Kein Wunder also, dass das Logo der Barmer Ersatzkasse, die als einzige Ersatz-Krankenkasse bislang die E‑Versorgung für ihre neun Millionen Versicherten umsetzt, fast auf allen Werbematerialien von Meevo/Craftsoles auftaucht. Auch wenn Meevo keine Verträge mit anderen Kostenträgern vorweisen kann, so erwecken sie doch den Schein, dass das nur eine Frage der Zeit ist. Patient:innen, die einen Bestellvorgang per Rezept einleiten wollen, treffen so auf eine ganze Reihe von Krankenkassen – ein Click später heißt es dann „wir haben noch keinen Vertrag mit der Kasse“. In dieselbe Logik fällt die Werbung mit nicht existenten Gütesiegeln wie z. B. „Krankenkassen geprüft“ oder „wir fertigen nach der Norm des GKV-Spitzenverbandes“. Baron von Münchhausen hätte seinen Spaß, und es wäre auch wirklich zum Schmunzeln, wenn damit nicht ernstlich mit der Gesundheit von Versicherten gespielt würde.
Daher gilt es, daraus auch Schlüsse und Konsequenzen zu ziehen: rechtlich, politisch und öffentlichkeitswirksam. Versicherte müssen aufgeklärt werden, dass hier Schindluder mit ihrer Gesundheit getrieben wird.

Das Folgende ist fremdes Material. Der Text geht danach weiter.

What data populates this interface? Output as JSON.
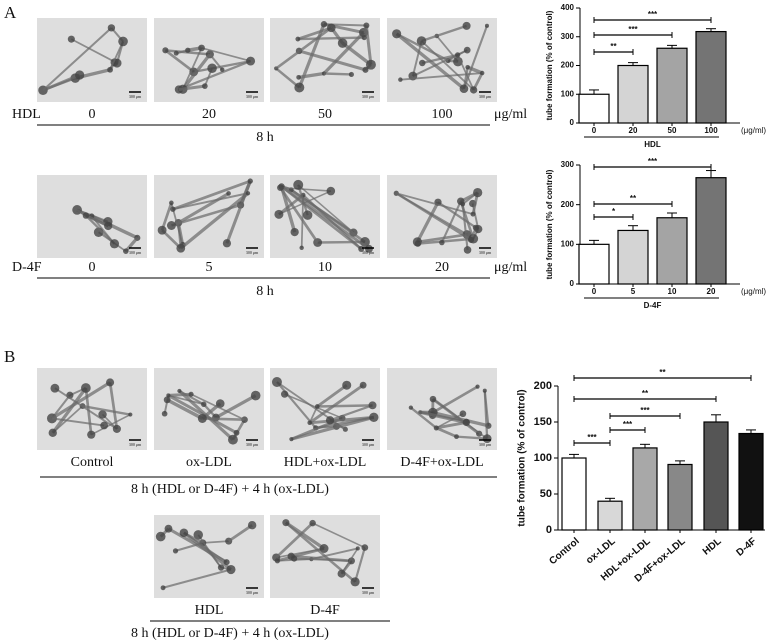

Daher sind wir nicht nur im Rahmen der „ARGE PG 08 Online-Versorgung TK/Barmer“* gemeinsame Schritte in Richtung Aufsichtsbehörde und Klageweg gegangen, sondern haben auch unsere Marketingexperten damit beauftragt, die Kampagne der „Online-Versorger“ genau zu analysieren und entsprechende Konzepte in der Information der Öffentlichkeit daraus abzuleiten.

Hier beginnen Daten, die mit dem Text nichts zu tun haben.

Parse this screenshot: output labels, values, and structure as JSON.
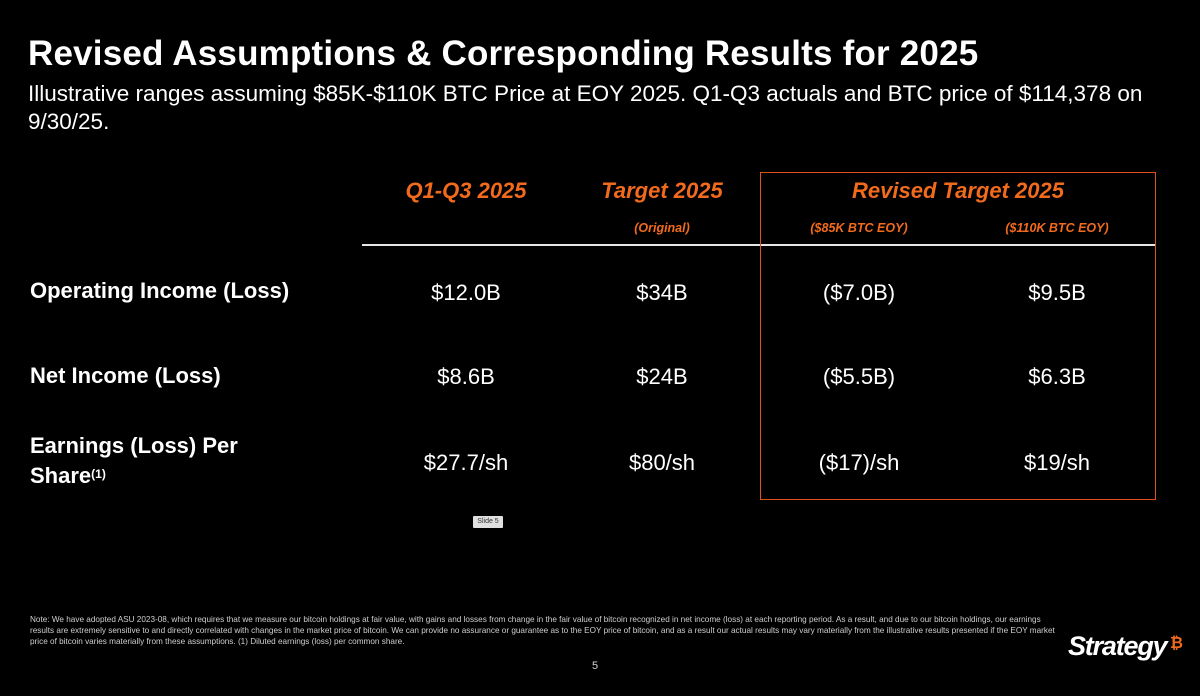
{
  "title": "Revised Assumptions & Corresponding Results for 2025",
  "subtitle": "Illustrative ranges assuming $85K-$110K BTC Price at EOY 2025. Q1-Q3 actuals and BTC price of $114,378 on 9/30/25.",
  "columns": {
    "q1q3": "Q1-Q3 2025",
    "target": "Target 2025",
    "target_sub": "(Original)",
    "revised": "Revised Target 2025",
    "revised_low_sub": "($85K BTC EOY)",
    "revised_high_sub": "($110K BTC EOY)"
  },
  "rows": [
    {
      "label": "Operating Income (Loss)",
      "q1q3": "$12.0B",
      "target": "$34B",
      "revised_low": "($7.0B)",
      "revised_high": "$9.5B"
    },
    {
      "label": "Net Income (Loss)",
      "q1q3": "$8.6B",
      "target": "$24B",
      "revised_low": "($5.5B)",
      "revised_high": "$6.3B"
    },
    {
      "label_line1": "Earnings (Loss) Per",
      "label_line2": "Share",
      "footnote_ref": "(1)",
      "q1q3": "$27.7/sh",
      "target": "$80/sh",
      "revised_low": "($17)/sh",
      "revised_high": "$19/sh"
    }
  ],
  "slide_tag": "Slide 5",
  "footnote": "Note: We have adopted ASU 2023-08, which requires that we measure our bitcoin holdings at fair value, with gains and losses from change in the fair value of bitcoin recognized in net income (loss) at each reporting period. As a result, and due to our bitcoin holdings, our earnings results are extremely sensitive to and directly correlated with changes in the market price of bitcoin. We can provide no assurance or guarantee as to the EOY price of bitcoin, and as a result our actual results may vary materially from the illustrative results presented if the EOY market price of bitcoin varies materially from these assumptions. (1) Diluted earnings (loss) per common share.",
  "page_number": "5",
  "logo": {
    "text": "Strategy",
    "mark": "₿"
  },
  "colors": {
    "accent": "#f26b1d",
    "background": "#000000",
    "text": "#ffffff"
  }
}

Kirsten Abel, Patrick Grunau und Steffi Jansen
In der „ARGE PG 08 Online-Einlagen TK/Barmer“ haben sich folgende Verbände zusammengeschlossen: BIV-OT, Cura-San, Egroh, Deutsche Gesellschaft für interprofessionelle Hilfsmittelversorgung e. V. (DGIHV), IETEC Orthopädische Einlagen, Innungsverband für Orthopädie-Schuhtechnik Nordrhein-Westfalen, Landesinnung Bayern für Orthopädie-Schuhtechnik, Landesinnung Hessen für Orthopädieschuhtechnik, Landesinnung für Orthopädie-Schuhtechnik Niedersachsen und Bremen, Ortheg Einkaufsgenossenschaft für Orthopädie-Technik, Rehavital, Sanitätshaus Aktuell/RSR und Zentralverband für Orthopädieschuhtechnik (ZVOS).